Inclusiveness Matters: A Large-Scale Analysis of User Feedback

In an era of rapidly expanding software usage, catering to the diverse needs of users from various backgrounds has become a critical challenge. Inclusiveness, representing a core human value, is frequently overlooked during software development, leading to user dissatisfaction. Users often engage in discourse on online platforms where they indicate their concerns. In this study, we leverage user feedback from three popular online sources, Reddit, Google Play Store, and Twitter, for 50 of the most popular apps in the world to reveal the inclusiveness-related concerns from end users. Using a Socio-Technical Grounded Theory approach, we analyzed 23,107 posts across the three sources and identified 1,211 inclusiveness related posts. We organize our empirical results in a taxonomy for inclusiveness comprising 6 major categories: Fairness, Technology, Privacy, Demography, Usability, and Other Human Values. To explore automated support to identifying inclusiveness-related posts, we experimented with five state-of-the-art pre-trained large language models (LLMs) and found that these models' effectiveness is high and yet varied depending on the data source. GPT-2 performed best on Reddit, BERT on the Google Play Store, and BART on Twitter. Our study provides an in-depth view of inclusiveness-related user feedback from most popular apps and online sources. We provide implications and recommendations that can be used to bridge the gap between user expectations and software so that software developers can resonate with the varied and evolving needs of the wide spectrum of users.
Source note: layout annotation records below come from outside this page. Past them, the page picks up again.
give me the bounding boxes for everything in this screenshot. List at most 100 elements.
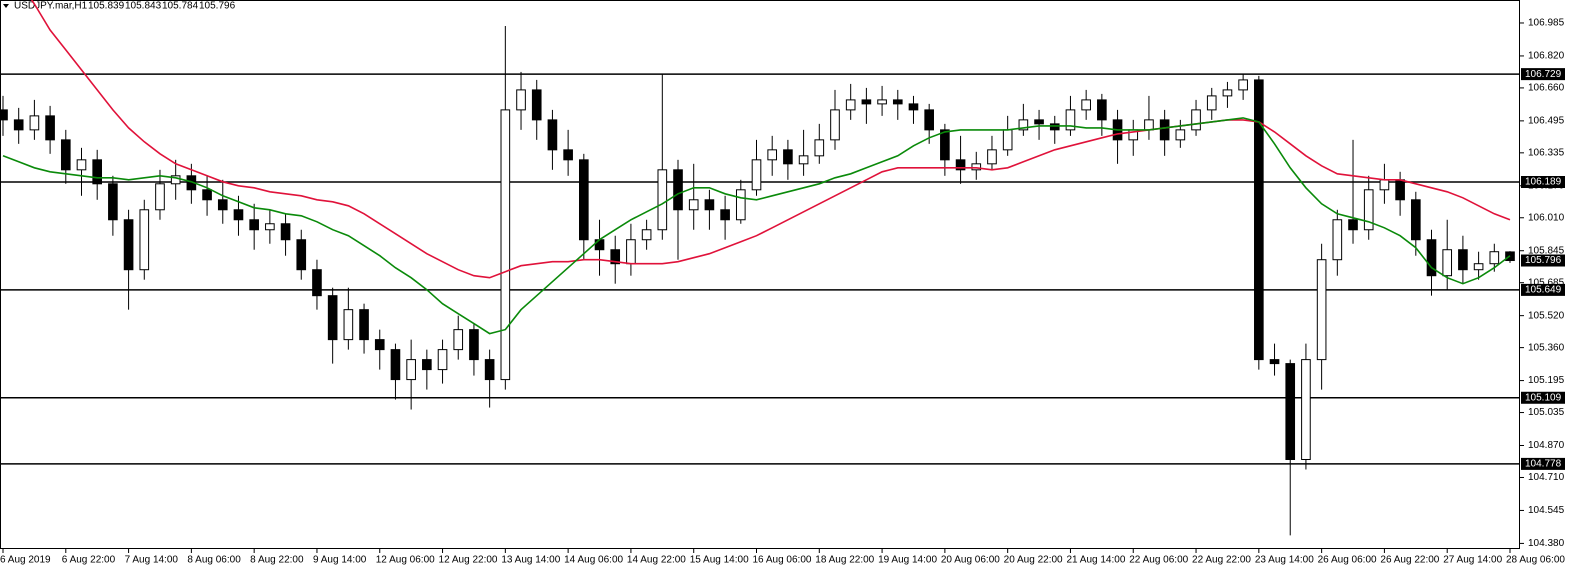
candle-body [280, 223, 291, 241]
y-tick-label: 106.820 [1528, 51, 1565, 62]
candle-body [861, 99, 872, 105]
candle-body [202, 189, 212, 201]
candle-body [249, 219, 259, 231]
candle-body [783, 149, 793, 165]
candle-body [296, 239, 307, 271]
moving-average [2, 117, 1511, 335]
candle-body [45, 115, 55, 141]
candle-body [971, 163, 982, 171]
axes: 106.985 106.820 106.660 106.495 106.335 106.1… [0, 18, 1565, 566]
candle-body [327, 295, 338, 341]
ohlc-close: 105.796 [199, 1, 236, 12]
y-tick-label: 106.495 [1528, 116, 1565, 127]
candle-body [547, 119, 558, 151]
level-label: 105.649 [1525, 285, 1562, 296]
level-label-box [1521, 283, 1565, 296]
candle-body [1473, 263, 1484, 271]
candle-body [1458, 249, 1468, 271]
candle-body [265, 223, 275, 231]
candle-body [1065, 109, 1076, 131]
candle-body [531, 89, 542, 121]
x-tick-label: 12 Aug 06:00 [376, 555, 435, 566]
menu-arrow[interactable] [3, 4, 9, 8]
y-tick-label: 105.845 [1528, 245, 1565, 256]
ohlc-open: 105.839 [88, 1, 125, 12]
candle-body [924, 109, 934, 131]
candle-body [798, 155, 809, 165]
candle-body [60, 139, 71, 171]
candle-body [579, 159, 589, 241]
level-label: 104.778 [1525, 459, 1562, 470]
candle-body [155, 183, 165, 211]
candle-body [735, 189, 746, 221]
candle-body [987, 149, 997, 165]
candle-body [1316, 259, 1327, 361]
x-tick-label: 13 Aug 14:00 [501, 555, 560, 566]
ohlc-high: 105.843 [125, 1, 162, 12]
x-tick-label: 14 Aug 22:00 [627, 555, 686, 566]
level-label: 106.729 [1525, 69, 1562, 80]
candle-body [29, 115, 40, 131]
candle-body [343, 309, 354, 341]
candle-body [1049, 123, 1060, 131]
y-tick-label: 105.685 [1528, 277, 1565, 288]
level-label-box [1521, 391, 1565, 404]
y-tick-label: 105.195 [1528, 375, 1565, 386]
candle-body [845, 99, 856, 111]
candle-body [92, 159, 103, 185]
candle-body [76, 159, 87, 171]
candle-body [500, 109, 511, 381]
candle-body [892, 99, 903, 105]
candle-body [13, 119, 24, 131]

翻译：在软件使用快速扩张的时代，满足来自不同背景用户的多样化需求已成为一项关键挑战。包容性作为人类核心价值，在软件开发过程中常被忽视，导致用户不满。用户常在在线平台上展开讨论，表达自己的关切。本研究利用来自Reddit、Google Play商店和Twitter这三个热门在线来源中全球50款最受欢迎应用的用户反馈，揭示终端用户与包容性相关的关切。采用社会技术扎根理论方法，我们分析了来自这三个来源的23,107篇帖子，识别出1,211篇与包容性相关的帖子。我们将实证结果组织成一个包含六大主要类别的包容性分类体系：公平性、技术、隐私、人口统计、可用性及其他人类价值。为探索自动识别包容性相关帖子的支持手段，我们实验了五种最先进的预训练大语言模型（LLMs），发现这些模型的有效性很高，但依数据源不同而有所差异。GPT-2在Reddit上表现最佳，BERT在Google Play商店上表现最佳，BART在Twitter上表现最佳。本研究深入展示了来自最流行应用和在线来源的与包容性相关的用户反馈。我们提供了启示和建议，可用于弥合用户期望与软件之间的差距，从而使软件开发人员能够与广泛用户多样化且不断变化的需求产生共鸣。